Team:KUAS Korea/Description


What is the evolutionary game theory?

    How does microbial community perpetuate or perish? Like human society, in nature, microorganisms not only compete but also interact and cooperate with each other for a successful establishment of a microbial community. Even though microbes cannot be seen with bare eyes, the population dynamics in the microbial community can be explained by evolutionary game theory. The evolutionary game theory is simply an application of game theory to evolving populations in biology illustrating how cooperative systems could have evolved over time from various strategies the biological creatures might have adopted. The evolutionary game theory differs from classical game theory in that it focuses more on the dynamics of strategy change. While EGT provides theoretical basis for evolution of cooperation, the empirical validation is not a trivial task and requires sophisticated design and construction of experimental model system.

Our Goal

    The major goal of our project is to construct an accessible evolutionary game model using a synthetic microbial population controlled by genetic circuits.
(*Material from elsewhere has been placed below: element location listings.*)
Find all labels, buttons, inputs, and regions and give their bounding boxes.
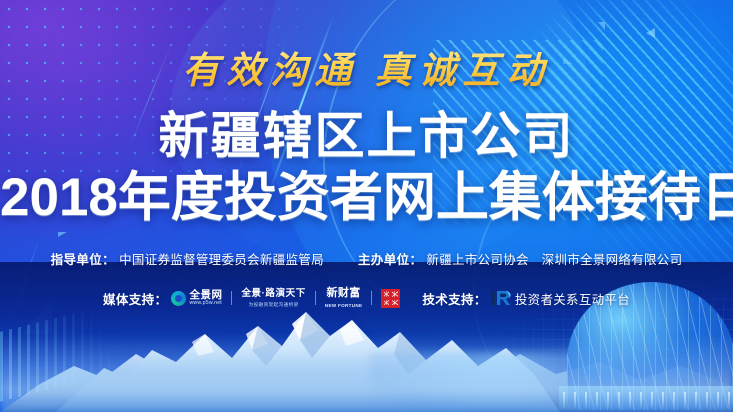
logo-roadshow[interactable]: 全景·路演天下 为投融资架起沟通桥梁 xyxy=(241,289,305,308)
seal-glyph xyxy=(391,290,399,298)
tech-support-value: 投资者关系互动平台 xyxy=(515,289,630,308)
media-support: 媒体支持： 全景网 www.p5w.net 全景·路演天下 为投融资架起沟通桥梁 xyxy=(103,288,400,308)
media-support-label: 媒体支持： xyxy=(103,289,168,308)
logo-p5w[interactable]: 全景网 www.p5w.net xyxy=(171,290,222,307)
p5w-swirl-icon xyxy=(171,291,186,306)
title-line-2: 2018年度投资者网上集体接待日 xyxy=(0,155,733,231)
banner-content: 有效沟通 真诚互动 新疆辖区上市公司 2018年度投资者网上集体接待日 指导单位… xyxy=(0,0,733,412)
credits-row-secondary: 媒体支持： 全景网 www.p5w.net 全景·路演天下 为投融资架起沟通桥梁 xyxy=(0,288,733,308)
media-logo-list: 全景网 www.p5w.net 全景·路演天下 为投融资架起沟通桥梁 新财富 N… xyxy=(171,288,400,308)
event-banner: 有效沟通 真诚互动 新疆辖区上市公司 2018年度投资者网上集体接待日 指导单位… xyxy=(0,0,733,412)
organizer-unit-value: 新疆上市公司协会 深圳市全景网络有限公司 xyxy=(426,249,682,268)
logo-divider xyxy=(371,291,372,305)
ir-letter-r xyxy=(496,290,511,306)
tech-support-label: 技术支持： xyxy=(422,289,487,308)
credits-row-primary: 指导单位： 中国证券监督管理委员会新疆监管局 主办单位： 新疆上市公司协会 深圳… xyxy=(0,249,733,268)
tech-support: 技术支持： 投资者关系互动平台 xyxy=(422,289,630,308)
logo-roadshow-name: 全景·路演天下 xyxy=(241,289,305,299)
logo-new-fortune-name: 新财富 xyxy=(326,288,360,299)
organizer-unit-label: 主办单位： xyxy=(358,249,423,268)
ir-logo-icon[interactable] xyxy=(491,290,511,306)
seal-glyph xyxy=(383,299,391,307)
seal-glyph xyxy=(391,299,399,307)
slogan-text: 有效沟通 真诚互动 xyxy=(0,40,733,94)
guidance-unit: 指导单位： 中国证券监督管理委员会新疆监管局 xyxy=(51,249,324,268)
ir-letter-i xyxy=(491,291,495,306)
logo-new-fortune[interactable]: 新财富 NEW FORTUNE xyxy=(325,288,363,308)
logo-red-seal[interactable] xyxy=(381,289,400,308)
logo-divider xyxy=(315,291,316,305)
logo-p5w-name: 全景网 xyxy=(189,290,222,301)
logo-divider xyxy=(231,291,232,305)
guidance-unit-value: 中国证券监督管理委员会新疆监管局 xyxy=(119,249,324,268)
logo-roadshow-tagline: 为投融资架起沟通桥梁 xyxy=(249,303,299,308)
organizer-unit: 主办单位： 新疆上市公司协会 深圳市全景网络有限公司 xyxy=(358,249,683,268)
seal-glyph xyxy=(383,290,391,298)
logo-p5w-url: www.p5w.net xyxy=(189,301,222,306)
logo-new-fortune-en: NEW FORTUNE xyxy=(325,304,363,309)
guidance-unit-label: 指导单位： xyxy=(51,249,116,268)
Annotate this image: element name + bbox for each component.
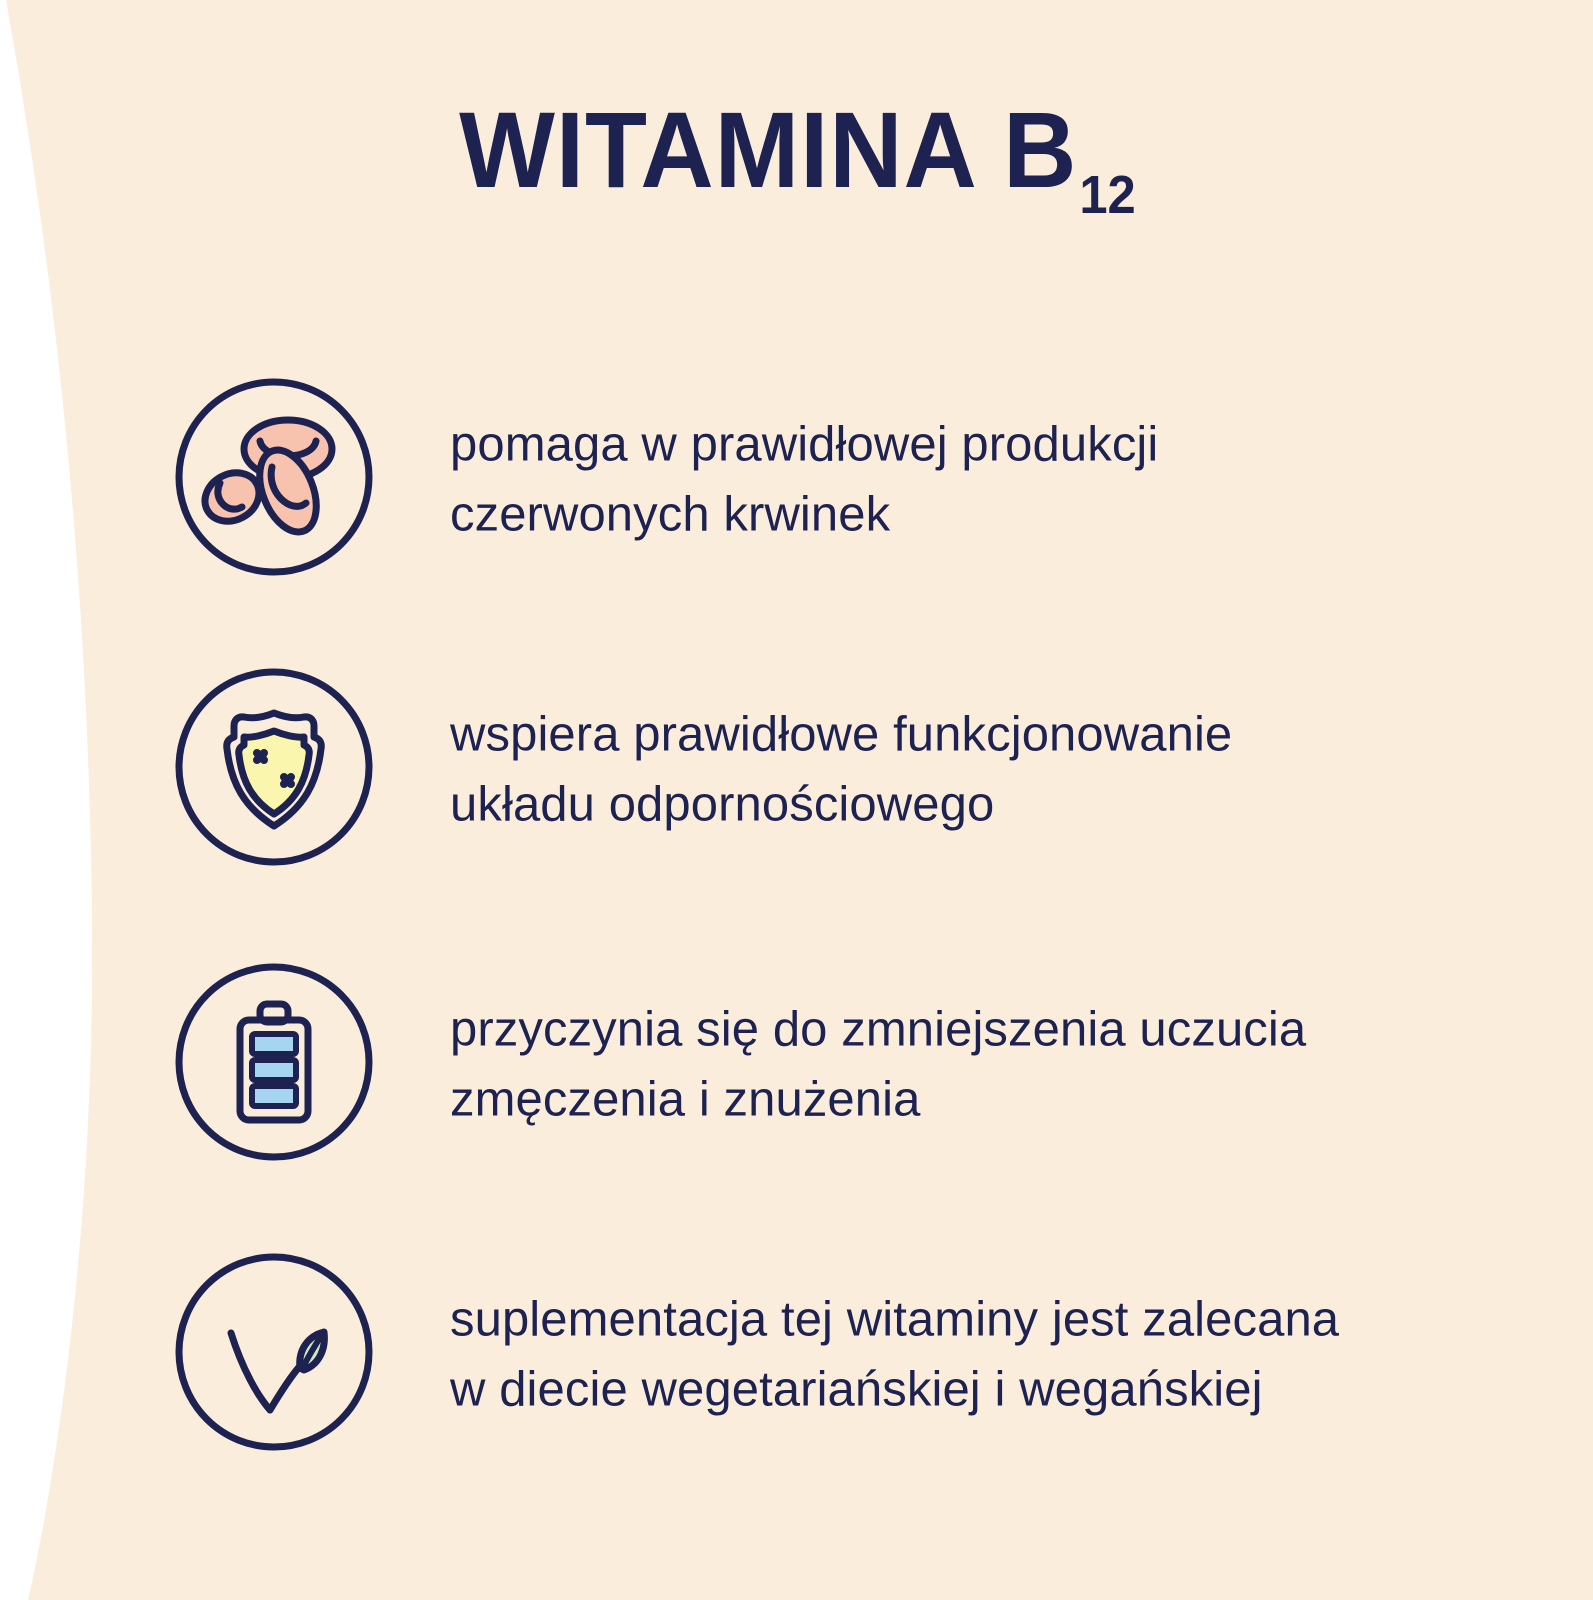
page-title-main: WITAMINA B: [459, 89, 1077, 210]
page-title: WITAMINA B12: [48, 96, 1545, 204]
benefit-text-fatigue: przyczynia się do zmniejszenia uczucia z…: [450, 995, 1306, 1134]
benefit-line-2: zmęczenia i znużenia: [450, 1065, 1306, 1135]
battery-icon: [172, 960, 376, 1164]
benefit-line-2: w diecie wegetariańskiej i wegańskiej: [450, 1355, 1339, 1425]
shield-icon: [172, 665, 376, 869]
benefit-row-fatigue: przyczynia się do zmniejszenia uczucia z…: [0, 960, 1593, 1170]
vegan-leaf-icon: [172, 1250, 376, 1454]
benefit-line-2: czerwonych krwinek: [450, 480, 1158, 550]
benefit-text-red-blood-cells: pomaga w prawidłowej produkcji czerwonyc…: [450, 410, 1158, 549]
benefit-row-immune-system: wspiera prawidłowe funkcjonowanie układu…: [0, 665, 1593, 875]
page-title-subscript: 12: [1079, 165, 1135, 225]
benefit-line-1: przyczynia się do zmniejszenia uczucia: [450, 995, 1306, 1065]
benefit-text-vegan: suplementacja tej witaminy jest zalecana…: [450, 1285, 1339, 1424]
benefit-row-red-blood-cells: pomaga w prawidłowej produkcji czerwonyc…: [0, 375, 1593, 585]
benefit-row-vegan: suplementacja tej witaminy jest zalecana…: [0, 1250, 1593, 1460]
vitamin-b12-infographic: WITAMINA B12 pomaga w prawi: [0, 0, 1593, 1600]
benefit-line-2: układu odpornościowego: [450, 770, 1232, 840]
benefit-line-1: pomaga w prawidłowej produkcji: [450, 410, 1158, 480]
benefit-text-immune-system: wspiera prawidłowe funkcjonowanie układu…: [450, 700, 1232, 839]
benefit-line-1: suplementacja tej witaminy jest zalecana: [450, 1285, 1339, 1355]
red-blood-cells-icon: [172, 375, 376, 579]
benefit-line-1: wspiera prawidłowe funkcjonowanie: [450, 700, 1232, 770]
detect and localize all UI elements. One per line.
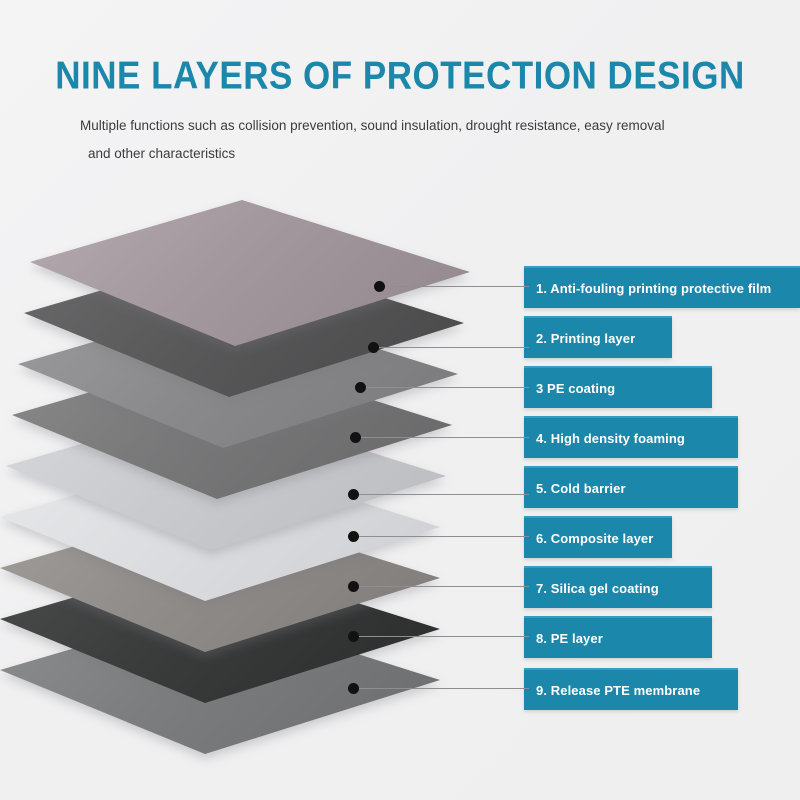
connector-line-8 xyxy=(357,636,529,637)
connector-layer-3 xyxy=(355,382,532,394)
connector-dot-8 xyxy=(348,631,359,642)
layer-label-box-3[interactable]: 3 PE coating xyxy=(524,366,712,408)
connector-line-4 xyxy=(359,437,529,438)
connector-layer-6 xyxy=(348,531,532,543)
layer-label-text-2: 2. Printing layer xyxy=(524,331,635,346)
infographic-canvas: NINE LAYERS OF PROTECTION DESIGN Multipl… xyxy=(0,0,800,800)
connector-line-3 xyxy=(364,387,529,388)
connector-line-5 xyxy=(357,494,529,495)
sheet-surface-1 xyxy=(30,200,470,350)
connector-line-6 xyxy=(357,536,529,537)
layer-label-text-3: 3 PE coating xyxy=(524,381,615,396)
layer-label-text-6: 6. Composite layer xyxy=(524,531,653,546)
connector-dot-6 xyxy=(348,531,359,542)
layer-label-box-6[interactable]: 6. Composite layer xyxy=(524,516,672,558)
connector-layer-8 xyxy=(348,631,532,643)
layer-label-text-9: 9. Release PTE membrane xyxy=(524,683,700,698)
layer-label-text-7: 7. Silica gel coating xyxy=(524,581,659,596)
connector-layer-2 xyxy=(368,342,532,354)
connector-dot-7 xyxy=(348,581,359,592)
layer-label-box-9[interactable]: 9. Release PTE membrane xyxy=(524,668,738,710)
connector-line-7 xyxy=(357,586,529,587)
connector-line-9 xyxy=(357,688,529,689)
layer-label-text-4: 4. High density foaming xyxy=(524,431,685,446)
layer-label-box-7[interactable]: 7. Silica gel coating xyxy=(524,566,712,608)
connector-layer-1 xyxy=(374,281,532,293)
layer-label-box-8[interactable]: 8. PE layer xyxy=(524,616,712,658)
layer-label-box-1[interactable]: 1. Anti-fouling printing protective film xyxy=(524,266,800,308)
layer-label-text-8: 8. PE layer xyxy=(524,631,603,646)
layer-label-list: 1. Anti-fouling printing protective film… xyxy=(524,0,800,800)
connector-layer-5 xyxy=(348,489,532,501)
layer-sheet-1 xyxy=(30,200,470,350)
connector-dot-5 xyxy=(348,489,359,500)
layer-label-box-5[interactable]: 5. Cold barrier xyxy=(524,466,738,508)
connector-layer-9 xyxy=(348,683,532,695)
connector-dot-4 xyxy=(350,432,361,443)
layer-label-box-4[interactable]: 4. High density foaming xyxy=(524,416,738,458)
connector-dot-1 xyxy=(374,281,385,292)
connector-dot-9 xyxy=(348,683,359,694)
layer-label-text-1: 1. Anti-fouling printing protective film xyxy=(524,281,771,296)
layer-label-box-2[interactable]: 2. Printing layer xyxy=(524,316,672,358)
connector-dot-2 xyxy=(368,342,379,353)
connector-dot-3 xyxy=(355,382,366,393)
connector-line-1 xyxy=(383,286,529,287)
connector-layer-7 xyxy=(348,581,532,593)
connector-line-2 xyxy=(377,347,529,348)
connector-layer-4 xyxy=(350,432,532,444)
layer-label-text-5: 5. Cold barrier xyxy=(524,481,626,496)
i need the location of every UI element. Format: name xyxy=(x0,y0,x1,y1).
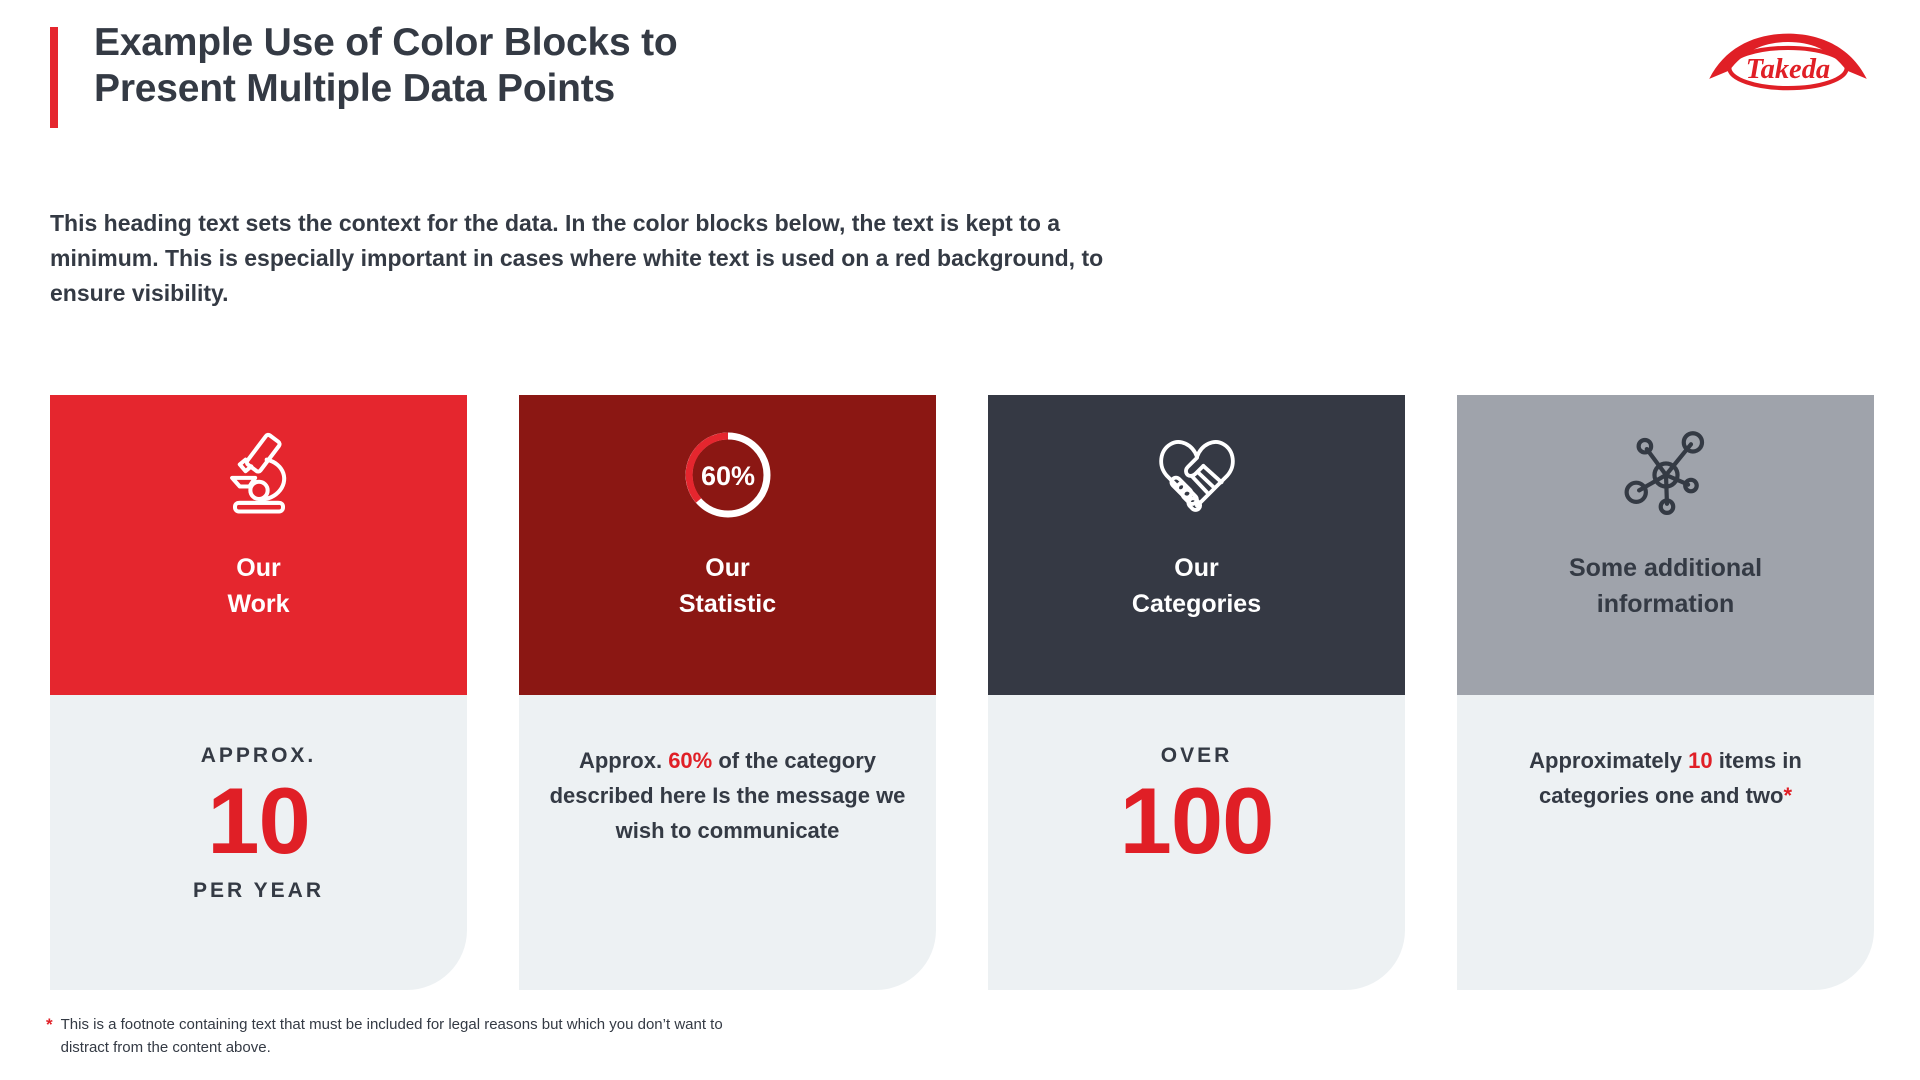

Here, we use E. coli to form a microbial population composed of the "cooperator" and the "cheater". "Cooperator" which displays β-glucosidase on the cell surface breaks down cellobiose into glucose. This enzymatic activity allows both "cooperator" and "cheater" to share glucose as energy source (public goods). "Cheater" which expresses GFP is now able to proliferate within microbe population depending on breaking cellobiose by cooperator. We use GFP expression from "cheater" as an indicator to estimate an increased number of "cheater". Based on the combination of mathematical modeling and experiments, we are going to find critical parameters for evolutionary games such as harmony, snow-drift and prisoner’s dilemma and relevant conditions for controlling population dynamics of microbial community.


  1. Sigmund, Karl, and Martin A. Nowak. "Evolutionary game theory." Current Biology 9.14 (1999): R503-R505.